No. Carl had gotten in my head. His eye twitched—he did not wink.
“Vitamin C.” Mentally, I kicked myself for acknowledging the gesture. If it were a wink, he would now know, that I knew, that he had flirted with me. If it wasn’t, then I might have embarrassed him. God, it was hot in here.
“Come again?”
Taking a page from Carl’s book, I swirled my finger in a circle indicating his eye. “That twitch. Vitamin C will cure it.”
His head bobbed slowly as though he were uncertain of the movement I referred to or possibly not knowing what Vitamin C was. It was time to change the subject. “You wanted to see me?”
“Oh, yes.” He sat up quickly, lifting his hands off the desk to look for something in the stacks of documents strewn all over the top. “I wanted to talk to you about—where’s that paper?” Martin’s desk was a disaster, but he’d likely argue it was organized chaos. “Ah, here we go.” He let the page float toward me as he released it in my direction.
Before I could read anything on i
t, he started talking again. I tried to focus, but without any coffee, my mind strayed. There was a scar on the tip of his nose I’d never noticed, and now it acted as a beacon drawing my attention to the unusual zigzag pattern of the mark. My eyes dropped from his nose to his lips where I studied them moving and then heard the words.
“You’ve been here a long time, Ceviche.”
I wasn’t sure if that was another feeble attempt at my last name or if he had handed me a dinner menu when he sat down.
“Five years.”
“I heard about your meeting with Patrick, and since then, I’ve thought a lot about how you conducted yourself.”
Shit. He was going to fire me. “I know, I’m sorry—”
“What are you apologizing for? You got the situation resolved. And I got the impression Patrick was impressed, too.”
My brow furrowed, and I silently wondered what Chris told him about our discussion.
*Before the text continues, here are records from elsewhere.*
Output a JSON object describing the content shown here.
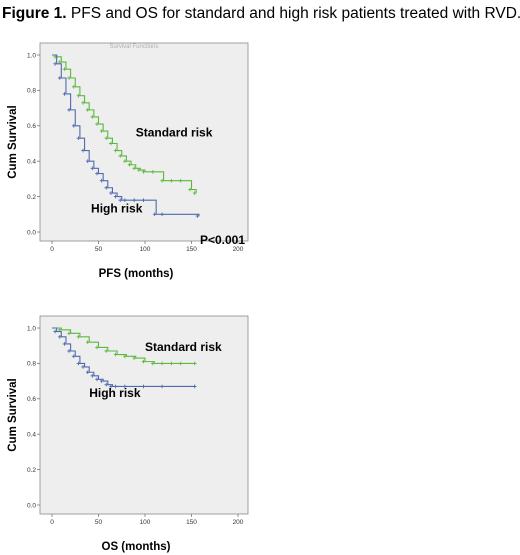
{
  "figure": {
    "label": "Figure 1.",
    "caption": " PFS and OS for standard and high risk patients treated with RVD."
  },
  "colors": {
    "standard": "#5cb841",
    "high": "#4f6aae",
    "plot_bg": "#eeeeee"
  },
  "chart_data": [
    {
      "type": "line",
      "title": "Survival Functions",
      "xlabel": "PFS (months)",
      "ylabel": "Cum Survival",
      "xlim": [
        0,
        200
      ],
      "ylim": [
        0,
        1.0
      ],
      "xticks": [
        "0",
        "50",
        "100",
        "150",
        "200"
      ],
      "yticks": [
        "0.0",
        "0.2",
        "0.4",
        "0.6",
        "0.8",
        "1.0"
      ],
      "pvalue": "P<0.001",
      "series": [
        {
          "name": "Standard risk",
          "key": "standard",
          "x": [
            0,
            5,
            10,
            15,
            20,
            25,
            30,
            35,
            40,
            45,
            50,
            55,
            60,
            65,
            70,
            75,
            80,
            85,
            90,
            95,
            100,
            110,
            120,
            130,
            140,
            150,
            155
          ],
          "y": [
            1.0,
            0.99,
            0.96,
            0.92,
            0.87,
            0.82,
            0.77,
            0.73,
            0.69,
            0.65,
            0.61,
            0.57,
            0.53,
            0.5,
            0.46,
            0.43,
            0.4,
            0.38,
            0.36,
            0.35,
            0.34,
            0.34,
            0.29,
            0.29,
            0.29,
            0.24,
            0.22
          ],
          "label_pos": [
            90,
            0.54
          ]
        },
        {
          "name": "High risk",
          "key": "high",
          "x": [
            0,
            5,
            10,
            15,
            20,
            25,
            30,
            35,
            40,
            45,
            50,
            55,
            60,
            65,
            70,
            75,
            80,
            90,
            100,
            112,
            120,
            158
          ],
          "y": [
            1.0,
            0.95,
            0.87,
            0.78,
            0.69,
            0.6,
            0.53,
            0.46,
            0.4,
            0.36,
            0.33,
            0.29,
            0.25,
            0.22,
            0.2,
            0.18,
            0.18,
            0.18,
            0.18,
            0.1,
            0.1,
            0.09
          ],
          "label_pos": [
            42,
            0.11
          ]
        }
      ]
    },
    {
      "type": "line",
      "xlabel": "OS (months)",
      "ylabel": "Cum Survival",
      "xlim": [
        0,
        200
      ],
      "ylim": [
        0,
        1.0
      ],
      "xticks": [
        "0",
        "50",
        "100",
        "150",
        "200"
      ],
      "yticks": [
        "0.0",
        "0.2",
        "0.4",
        "0.6",
        "0.8",
        "1.0"
      ],
      "series": [
        {
          "name": "Standard risk",
          "key": "standard",
          "x": [
            0,
            10,
            20,
            30,
            40,
            50,
            60,
            70,
            80,
            90,
            100,
            110,
            120,
            130,
            140,
            155
          ],
          "y": [
            1.0,
            0.99,
            0.97,
            0.95,
            0.92,
            0.89,
            0.87,
            0.85,
            0.84,
            0.83,
            0.81,
            0.8,
            0.8,
            0.8,
            0.8,
            0.8
          ],
          "label_pos": [
            100,
            0.87
          ]
        },
        {
          "name": "High risk",
          "key": "high",
          "x": [
            0,
            5,
            10,
            15,
            20,
            25,
            30,
            35,
            40,
            45,
            50,
            55,
            60,
            65,
            70,
            80,
            100,
            120,
            155
          ],
          "y": [
            1.0,
            0.98,
            0.95,
            0.91,
            0.87,
            0.84,
            0.8,
            0.78,
            0.75,
            0.73,
            0.71,
            0.7,
            0.68,
            0.67,
            0.67,
            0.67,
            0.67,
            0.67,
            0.67
          ],
          "label_pos": [
            40,
            0.61
          ]
        }
      ]
    }
  ]
}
Clearly, he hadn’t communicated just how unprofessional I’d been.
“Look, Alex. I wasn’t sure you had that fight in you. The truth is, clients are not only demanding, they can be brutal. Without a thick skin, account reps would be eaten alive. I don’t have an AR position open, but another team is being added in the next six to eight months.”
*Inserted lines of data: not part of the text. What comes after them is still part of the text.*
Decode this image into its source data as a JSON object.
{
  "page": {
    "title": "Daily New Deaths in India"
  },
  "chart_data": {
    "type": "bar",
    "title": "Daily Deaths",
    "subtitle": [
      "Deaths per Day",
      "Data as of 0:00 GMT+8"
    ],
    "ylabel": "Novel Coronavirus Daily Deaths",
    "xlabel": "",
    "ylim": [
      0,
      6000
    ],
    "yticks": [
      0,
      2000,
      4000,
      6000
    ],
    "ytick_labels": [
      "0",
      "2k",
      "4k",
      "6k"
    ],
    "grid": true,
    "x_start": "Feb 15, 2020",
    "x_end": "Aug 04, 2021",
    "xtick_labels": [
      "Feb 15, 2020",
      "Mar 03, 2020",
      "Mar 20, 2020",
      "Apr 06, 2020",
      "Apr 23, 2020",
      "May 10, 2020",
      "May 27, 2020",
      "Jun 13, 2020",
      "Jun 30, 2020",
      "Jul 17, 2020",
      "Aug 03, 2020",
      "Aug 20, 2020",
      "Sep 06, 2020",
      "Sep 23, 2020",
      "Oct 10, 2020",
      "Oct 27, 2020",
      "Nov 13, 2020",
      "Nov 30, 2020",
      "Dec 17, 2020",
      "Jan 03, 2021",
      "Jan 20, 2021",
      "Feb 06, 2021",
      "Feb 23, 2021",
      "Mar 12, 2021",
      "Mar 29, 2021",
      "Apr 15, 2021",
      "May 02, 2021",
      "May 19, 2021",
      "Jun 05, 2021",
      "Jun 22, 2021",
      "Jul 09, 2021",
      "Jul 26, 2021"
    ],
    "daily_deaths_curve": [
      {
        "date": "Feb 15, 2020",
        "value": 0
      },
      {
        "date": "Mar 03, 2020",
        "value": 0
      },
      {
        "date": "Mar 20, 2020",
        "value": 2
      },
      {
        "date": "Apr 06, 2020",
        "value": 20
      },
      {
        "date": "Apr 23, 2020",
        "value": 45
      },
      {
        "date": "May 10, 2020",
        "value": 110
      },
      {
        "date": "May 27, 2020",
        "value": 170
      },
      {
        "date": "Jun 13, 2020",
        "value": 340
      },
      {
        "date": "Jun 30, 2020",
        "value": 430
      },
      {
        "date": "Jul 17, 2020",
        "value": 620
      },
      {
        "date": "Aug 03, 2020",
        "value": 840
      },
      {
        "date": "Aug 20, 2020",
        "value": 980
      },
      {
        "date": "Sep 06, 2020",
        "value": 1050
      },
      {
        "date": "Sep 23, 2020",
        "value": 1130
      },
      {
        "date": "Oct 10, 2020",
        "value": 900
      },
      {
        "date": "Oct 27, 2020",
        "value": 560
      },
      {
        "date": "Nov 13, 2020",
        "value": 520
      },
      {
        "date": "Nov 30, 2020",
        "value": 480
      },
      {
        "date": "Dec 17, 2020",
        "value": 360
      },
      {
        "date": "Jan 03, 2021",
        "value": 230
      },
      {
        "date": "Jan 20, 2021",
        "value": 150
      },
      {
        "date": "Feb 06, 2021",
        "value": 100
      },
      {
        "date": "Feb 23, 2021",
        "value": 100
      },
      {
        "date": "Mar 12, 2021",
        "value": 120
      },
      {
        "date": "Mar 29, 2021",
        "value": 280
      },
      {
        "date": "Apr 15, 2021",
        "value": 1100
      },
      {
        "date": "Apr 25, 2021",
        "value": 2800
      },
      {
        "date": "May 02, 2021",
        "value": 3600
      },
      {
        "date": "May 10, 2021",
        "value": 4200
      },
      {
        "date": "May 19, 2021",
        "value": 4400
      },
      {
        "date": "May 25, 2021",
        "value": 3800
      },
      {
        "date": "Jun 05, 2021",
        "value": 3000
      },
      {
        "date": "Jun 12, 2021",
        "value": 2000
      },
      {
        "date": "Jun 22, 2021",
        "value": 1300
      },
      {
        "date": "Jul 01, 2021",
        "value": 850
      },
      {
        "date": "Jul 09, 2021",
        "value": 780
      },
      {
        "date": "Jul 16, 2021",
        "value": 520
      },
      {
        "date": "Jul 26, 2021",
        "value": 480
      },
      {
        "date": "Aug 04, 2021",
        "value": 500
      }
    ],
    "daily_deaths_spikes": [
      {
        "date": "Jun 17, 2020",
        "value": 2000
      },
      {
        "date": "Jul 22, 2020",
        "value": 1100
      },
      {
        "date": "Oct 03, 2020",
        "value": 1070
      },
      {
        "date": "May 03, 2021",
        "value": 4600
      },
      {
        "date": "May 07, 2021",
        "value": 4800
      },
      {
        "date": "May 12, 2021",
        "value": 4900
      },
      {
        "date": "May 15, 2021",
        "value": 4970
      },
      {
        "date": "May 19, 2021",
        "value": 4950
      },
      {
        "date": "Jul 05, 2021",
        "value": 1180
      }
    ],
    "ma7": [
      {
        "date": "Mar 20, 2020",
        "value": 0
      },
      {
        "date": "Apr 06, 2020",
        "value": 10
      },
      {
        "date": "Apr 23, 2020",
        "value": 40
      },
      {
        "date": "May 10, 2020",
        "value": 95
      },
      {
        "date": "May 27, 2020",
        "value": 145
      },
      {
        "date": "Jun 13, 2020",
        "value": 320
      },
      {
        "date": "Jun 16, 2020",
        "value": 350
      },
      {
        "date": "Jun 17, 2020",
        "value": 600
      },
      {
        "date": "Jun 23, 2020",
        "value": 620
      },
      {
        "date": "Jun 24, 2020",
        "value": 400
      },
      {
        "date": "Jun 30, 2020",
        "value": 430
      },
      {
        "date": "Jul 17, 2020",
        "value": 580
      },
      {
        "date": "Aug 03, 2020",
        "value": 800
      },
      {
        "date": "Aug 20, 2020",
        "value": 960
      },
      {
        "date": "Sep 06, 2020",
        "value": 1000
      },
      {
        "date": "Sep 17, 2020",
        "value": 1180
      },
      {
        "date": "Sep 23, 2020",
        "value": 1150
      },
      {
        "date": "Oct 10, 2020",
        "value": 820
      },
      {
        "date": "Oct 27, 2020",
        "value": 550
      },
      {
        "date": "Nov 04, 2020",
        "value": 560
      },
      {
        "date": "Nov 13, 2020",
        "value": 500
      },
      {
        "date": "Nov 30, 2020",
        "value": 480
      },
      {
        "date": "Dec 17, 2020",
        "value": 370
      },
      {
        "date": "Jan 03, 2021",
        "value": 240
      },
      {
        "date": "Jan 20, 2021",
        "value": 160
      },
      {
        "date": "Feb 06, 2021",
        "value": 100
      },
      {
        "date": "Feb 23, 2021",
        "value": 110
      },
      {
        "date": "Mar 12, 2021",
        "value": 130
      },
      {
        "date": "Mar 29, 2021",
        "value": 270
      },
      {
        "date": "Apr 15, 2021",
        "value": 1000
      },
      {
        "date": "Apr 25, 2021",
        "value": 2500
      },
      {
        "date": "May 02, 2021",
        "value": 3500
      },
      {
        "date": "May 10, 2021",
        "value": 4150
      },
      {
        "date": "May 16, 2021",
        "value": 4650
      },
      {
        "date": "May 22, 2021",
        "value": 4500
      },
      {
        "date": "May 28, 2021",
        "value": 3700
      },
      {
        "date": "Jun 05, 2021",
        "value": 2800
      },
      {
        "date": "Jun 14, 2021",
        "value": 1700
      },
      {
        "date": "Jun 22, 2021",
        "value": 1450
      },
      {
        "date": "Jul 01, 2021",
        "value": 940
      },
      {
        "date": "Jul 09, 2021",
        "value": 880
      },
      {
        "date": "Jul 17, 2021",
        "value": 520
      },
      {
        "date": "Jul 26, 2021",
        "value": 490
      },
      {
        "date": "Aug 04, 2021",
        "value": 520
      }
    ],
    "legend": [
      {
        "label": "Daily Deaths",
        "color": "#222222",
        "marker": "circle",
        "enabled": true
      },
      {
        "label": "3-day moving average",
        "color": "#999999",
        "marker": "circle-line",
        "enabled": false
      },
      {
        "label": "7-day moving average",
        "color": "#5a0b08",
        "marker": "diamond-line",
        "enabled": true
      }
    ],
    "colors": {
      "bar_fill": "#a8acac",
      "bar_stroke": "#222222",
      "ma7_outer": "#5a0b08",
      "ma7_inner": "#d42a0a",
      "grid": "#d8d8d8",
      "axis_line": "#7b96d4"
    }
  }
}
An additional team would mean five spots open for juniors to fill. I listened eagerly without giving away my excitement. In the years I’d been here, not one time had anyone talked to me about a promotion. And to my knowledge, none of the other twenty-nine people who held my title had been, either. It was one of the reasons for the ongoing turnover in our department.
“It’s going to mean more work for you, although there will be a salary increase. I’d like for you to join F’s team meetings going forward. You will be there to observe, learn the process, take notes, and experience what ARs do from pitch to launch. That way when I have the green light to start the new team, you’ll have the knowledge to contribute as an active member. I’ve never been concerned that you lacked the skills; I wasn’t sure you could handle the demands.”